[58] Epilog

1.8K 125 11
                                    

Jangan lupa buat terus vote yaaa meskipun udah ending ❤️❤️❤️

_____

Kaki itu terus melangkah tanpa peduli dengan tatapan aneh dari orang-orang yang sedang menunggu antrean untuk pemeriksaan. Wajahnya gusar, saat ini yang ada dipikirannya hanya satu, semoga Zahra mau mendengarkan penjelasannya. Walaupun nantinya gadis itu tidak memaafkannya, setidaknya beban berat Jeno sedikit berkurang.

Menekan salah satu angka di sisi pintu lift masih belum bisa meredakan rasa gusarnya. Suara denting kecil bersamaan dengan pintu besi yang terbuka membuat Jeno langsung melangkahkan kaki masuk ke dalam lift diikuti seseorang lainnya.

Baru saja pintu tertutup, Jeno sudah tersudut di ujung ruangan kecil tanpa ventilasi ini.

"Apa apaan, Njun?" marah Jeno.

"Kalau ujung-ujungnya nyakitin Zahra lebih baik lo mundur, Jen. Gue relain Zahra buat lo karena gue tahu kalian sama-sama saling cinta. Tapi nyatanya apa? Lo malah buat dia sakit hati. Dua tahun ini gue berusaha buat yakin, lo pasti kembali ke Indonesia dan lo bisa bahagiakan Zahra, ternyata keyakinan gue lo patahin lagi."

Jeno mendorong tubuh Renjun yang memang pada dasarnya lebih kecil darinya. Sebenarnya sejak masuk ke lift ini, Jeno tidak tahu bahwasanya seseorang laki-laki yang berdiri di sampingnya adalah Renjun.

"Semua salah paham, percaya sama gue."

"Mau alasan apa lagi? Lo kebanyakan alasan, gue muak dengernya."

Kalimat Renjun yang terdengar tidak mempercayai sahabatnya sendiri mampu memancing emosi Jeno. Pikirannya sudah kacau karena masalah ini, dan ditambah lagi dengan sahabatnya yang menyalahkan dirinya tanpa tahu kebenaran yang terjadi.

Tangan Jeno mengepal, urat di lehernya terlihat menegang, matanya menyiratkan amarah. Hingga kepalan tangan itu mulai melayang mengenai pipi kanan Renjun. Laki-laki itu limbung, tangannya spontan menahan beban tubuhnya dengan memegang sisi lift.

"Jangan makin memperkeruh keadaan, Njun. Lo nggak tahu apa yang terjadi sebenarnya!"

Renjun mendesis, merasakan perih di bagian wajahnya. Setelahnya, laki-laki itu tertawa kecil seakan meremehkan Jeno.

"Percuma dua tahun lo berobat jauh-jauh ke London, nyatanya apa? Sifat iblis lo nggak akan pernah hilang. Semua itu udah tertanam di darah busuk lo!"

"Renjun!"

Lagi-lagi Jeno melayangkan tangannya.

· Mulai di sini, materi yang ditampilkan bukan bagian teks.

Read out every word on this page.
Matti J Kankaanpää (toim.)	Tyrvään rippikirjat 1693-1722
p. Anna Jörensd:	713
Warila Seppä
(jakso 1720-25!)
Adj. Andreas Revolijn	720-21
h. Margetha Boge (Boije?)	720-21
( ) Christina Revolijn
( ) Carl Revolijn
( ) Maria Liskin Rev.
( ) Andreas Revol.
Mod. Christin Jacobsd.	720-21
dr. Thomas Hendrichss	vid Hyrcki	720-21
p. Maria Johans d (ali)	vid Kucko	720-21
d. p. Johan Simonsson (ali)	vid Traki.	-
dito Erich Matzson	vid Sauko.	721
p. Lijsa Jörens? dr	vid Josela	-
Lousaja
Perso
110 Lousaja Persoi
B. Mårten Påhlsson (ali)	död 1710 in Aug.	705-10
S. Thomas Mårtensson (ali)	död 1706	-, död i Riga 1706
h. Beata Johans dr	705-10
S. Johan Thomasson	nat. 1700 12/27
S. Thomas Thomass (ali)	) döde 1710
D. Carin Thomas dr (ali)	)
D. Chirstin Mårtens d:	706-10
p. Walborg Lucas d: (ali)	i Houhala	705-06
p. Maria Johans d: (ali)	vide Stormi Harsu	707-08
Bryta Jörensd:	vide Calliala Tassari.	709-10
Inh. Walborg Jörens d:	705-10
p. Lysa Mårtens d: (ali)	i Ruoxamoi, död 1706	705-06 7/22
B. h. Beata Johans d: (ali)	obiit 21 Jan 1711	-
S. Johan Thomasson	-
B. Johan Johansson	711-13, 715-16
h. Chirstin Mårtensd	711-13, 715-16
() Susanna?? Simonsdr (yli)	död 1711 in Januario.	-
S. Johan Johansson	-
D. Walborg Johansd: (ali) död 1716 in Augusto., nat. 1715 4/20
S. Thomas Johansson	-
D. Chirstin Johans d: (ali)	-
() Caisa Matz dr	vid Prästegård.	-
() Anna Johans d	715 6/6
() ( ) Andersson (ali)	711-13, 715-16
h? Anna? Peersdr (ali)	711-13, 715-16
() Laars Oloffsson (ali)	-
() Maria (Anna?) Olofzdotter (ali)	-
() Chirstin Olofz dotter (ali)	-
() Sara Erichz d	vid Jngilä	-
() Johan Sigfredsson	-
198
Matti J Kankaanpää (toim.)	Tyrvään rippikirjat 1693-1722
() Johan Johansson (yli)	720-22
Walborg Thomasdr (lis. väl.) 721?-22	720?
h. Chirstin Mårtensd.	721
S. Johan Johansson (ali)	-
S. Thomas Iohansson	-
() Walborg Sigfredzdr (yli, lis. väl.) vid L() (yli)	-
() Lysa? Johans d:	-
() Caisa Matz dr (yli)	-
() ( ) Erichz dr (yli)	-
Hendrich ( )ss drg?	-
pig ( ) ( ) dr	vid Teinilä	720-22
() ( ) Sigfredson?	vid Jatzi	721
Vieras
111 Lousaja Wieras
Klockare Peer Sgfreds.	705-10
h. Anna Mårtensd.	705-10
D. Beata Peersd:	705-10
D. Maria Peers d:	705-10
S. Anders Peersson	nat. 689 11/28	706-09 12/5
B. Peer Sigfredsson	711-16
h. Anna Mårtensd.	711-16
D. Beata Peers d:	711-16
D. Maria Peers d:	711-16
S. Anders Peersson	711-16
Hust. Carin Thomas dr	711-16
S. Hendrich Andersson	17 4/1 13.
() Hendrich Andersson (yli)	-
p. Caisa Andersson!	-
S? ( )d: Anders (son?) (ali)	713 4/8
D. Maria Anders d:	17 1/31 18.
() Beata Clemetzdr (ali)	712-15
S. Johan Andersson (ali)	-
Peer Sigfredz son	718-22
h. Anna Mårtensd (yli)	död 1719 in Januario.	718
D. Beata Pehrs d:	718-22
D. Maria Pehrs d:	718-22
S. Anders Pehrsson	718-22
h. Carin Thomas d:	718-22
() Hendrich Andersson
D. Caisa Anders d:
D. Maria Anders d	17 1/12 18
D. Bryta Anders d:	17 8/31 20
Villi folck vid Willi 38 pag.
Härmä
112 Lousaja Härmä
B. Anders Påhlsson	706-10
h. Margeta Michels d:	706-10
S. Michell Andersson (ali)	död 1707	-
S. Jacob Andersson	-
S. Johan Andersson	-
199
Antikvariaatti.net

Membabi-buta wajah Renjun dan sesekali perut laki-laki itu. Renjun berusaha melawan sesekali namun tenaganya tidak sebanding dengan Jeno yang bertubuh besar itu.

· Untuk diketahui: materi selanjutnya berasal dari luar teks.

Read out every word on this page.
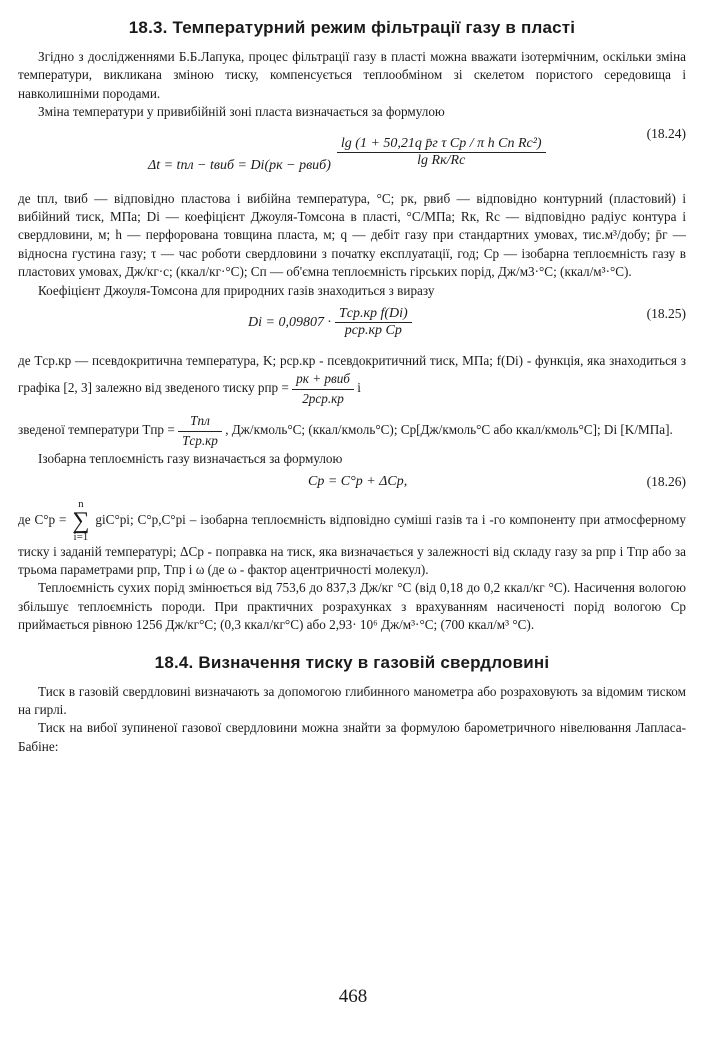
18.3. Температурний режим фільтрації газу в пласті

Згідно з дослідженнями Б.Б.Лапука, процес фільтрації газу в пласті можна вважати ізотермічним, оскільки зміна температури, викликана зміною тиску, компенсується теплообміном зі скелетом пористого середовища і навколишніми породами.

Зміна температури у привибійній зоні пласта визначається за формулою

Δt = tпл − tвиб = Di(pк − pвиб) $\frac{\text{lg (1 + 50,21q p̄г τ Cp / π h Cп Rc²)}}{\text{lg Rк/Rc}}$
(18.24)

де tпл, tвиб — відповідно пластова і вибійна температура, °C; pк, pвиб — відповідно контурний (пластовий) і вибійний тиск, МПа; Di — коефіцієнт Джоуля-Томсона в пласті, °C/МПа; Rк, Rc — відповідно радіус контура і свердловини, м; h — перфорована товщина пласта, м; q — дебіт газу при стандартних умовах, тис.м³/добу; p̄г — відносна густина газу; τ — час роботи свердловини з початку експлуатації, год; Cp — ізобарна теплоємність газу в пластових умовах, Дж/кг·с; (ккал/кг·°C); Cп — об'ємна теплоємність гірських порід, Дж/м3·°C; (ккал/м³·°C).

Коефіцієнт Джоуля-Томсона для природних газів знаходиться з виразу

$Di = 0,09807 \cdot \frac{\text{Tср.кр f(Di)}}{\text{pср.кр Cp}}$	(18.25)

де Tср.кр — псевдокритична температура, K; pср.кр - псевдокритичний тиск, МПа; f(Di) - функція, яка знаходиться з графіка [2, 3] залежно від зведеного тиску pпр = $\frac{\text{pк + pвиб}}{\text{2pср.кр}}$ і

зведеної температури Tпр = $\frac{\text{Tпл}}{\text{Tср.кр}}$ , Дж/кмоль°C; (ккал/кмоль°C); Cp[Дж/кмоль°C або ккал/кмоль°C]; Di [K/МПа].

Ізобарна теплоємність газу визначається за формулою

Cp = C°p + ΔCp,	(18.26)

де C°p =
n
∑
i=1
giC°pi; C°p,C°pi – ізобарна теплоємність відповідно суміші газів та i -го компоненту при атмосферному тиску і заданій температурі; ΔCp - поправка на тиск, яка визначається у залежності від складу газу за pпр і Tпр або за трьома параметрами pпр, Tпр і ω (де ω - фактор ацентричності молекул).

Теплоємність сухих порід змінюється від 753,6 до 837,3 Дж/кг °C (від 0,18 до 0,2 ккал/кг °C). Насичення вологою збільшує теплоємність породи. При практичних розрахунках з врахуванням насиченості порід вологою Cp приймається рівною 1256 Дж/кг°C; (0,3 ккал/кг°C) або 2,93· 10⁶ Дж/м³·°C; (700 ккал/м³ °C).

18.4. Визначення тиску в газовій свердловині

Тиск в газовій свердловині визначають за допомогою глибинного манометра або розраховують за відомим тиском на гирлі.

Тиск на вибої зупиненої газової свердловини можна знайти за формулою барометричного нівелювання Лапласа-Бабіне:

468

Pintu lift terbuka. Dentingan kecil itu masih belum menyadarkan mereka.

"Stop! Kalian apa-apaan?!"

Mereka langsung menarik dua laki-laki yang masih bertengkar itu untuk keluar dari lift. Napas memburuh karena menahan amarah terlihat jelas pada raut wajah Jeno dan Renjun.

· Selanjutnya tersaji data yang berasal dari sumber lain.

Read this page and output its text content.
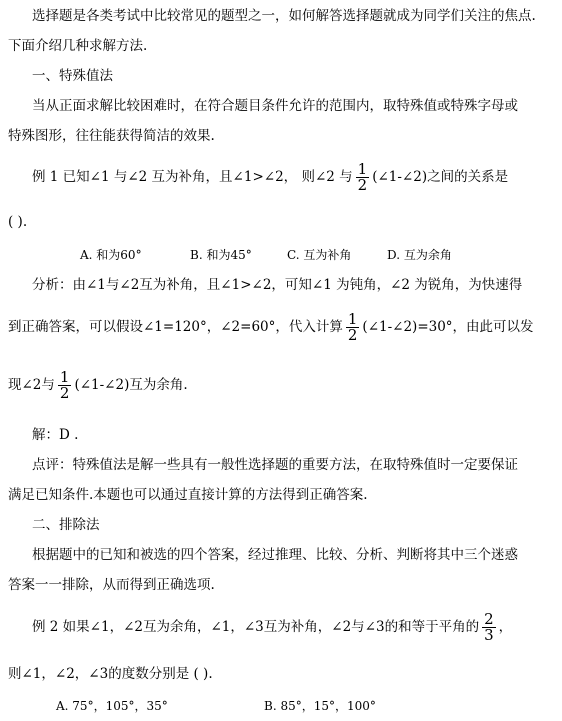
选择题是各类考试中比较常见的题型之一，如何解答选择题就成为同学们关注的焦点.
下面介绍几种求解方法.
一、特殊值法
当从正面求解比较困难时，在符合题目条件允许的范围内，取特殊值或特殊字母或
特殊图形，往往能获得简洁的效果.
例 1 已知∠1 与∠2 互为补角，且∠1>∠2， 则∠2 与 $\frac{1}{2}$ (∠1-∠2)之间的关系是
( ).
A. 和为60°	B. 和为45°	C. 互为补角	D. 互为余角
分析：由∠1与∠2互为补角，且∠1>∠2，可知∠1 为钝角，∠2 为锐角，为快速得
到正确答案，可以假设∠1=120°，∠2=60°，代入计算 $\frac{1}{2}$ (∠1-∠2)=30°，由此可以发
现∠2与 $\frac{1}{2}$ (∠1-∠2)互为余角.
解：D .
点评：特殊值法是解一些具有一般性选择题的重要方法，在取特殊值时一定要保证
满足已知条件.本题也可以通过直接计算的方法得到正确答案.
二、排除法
根据题中的已知和被选的四个答案，经过推理、比较、分析、判断将其中三个迷惑
答案一一排除，从而得到正确选项.
例 2 如果∠1，∠2互为余角，∠1，∠3互为补角，∠2与∠3的和等于平角的 $\frac{2}{3}$ ，
则∠1，∠2，∠3的度数分别是 ( ).
A. 75°，105°，35°	B. 85°，15°，100°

"Ada apa? Kenapa bisa berantem?!"

Mark menatap tajam keduanya. Namun justru Renjun mengalihkan wajah sedangkan Jeno langsung menghempaskan tangan Haechan dan Jaemin yang menahan tubuhnya.

Dia berlalu pergi dan segera masuk ke salah satu ruangan yang menjadi tujuannya sejak awal. Tanpa mengetuk pintu tersebut Jeno langsung masuk menerobos pintu kamar rawat Zahra.

Ranjang gadis itu sudah kosong dengan selimut tersingkap menambah kesan berantakan. Suara musik sayu terdengar di telinga Jeno. Dia mengikuti sumber suara yang ternyata dihasilkan dari headphone putih yang terpasang di telinga Zahra.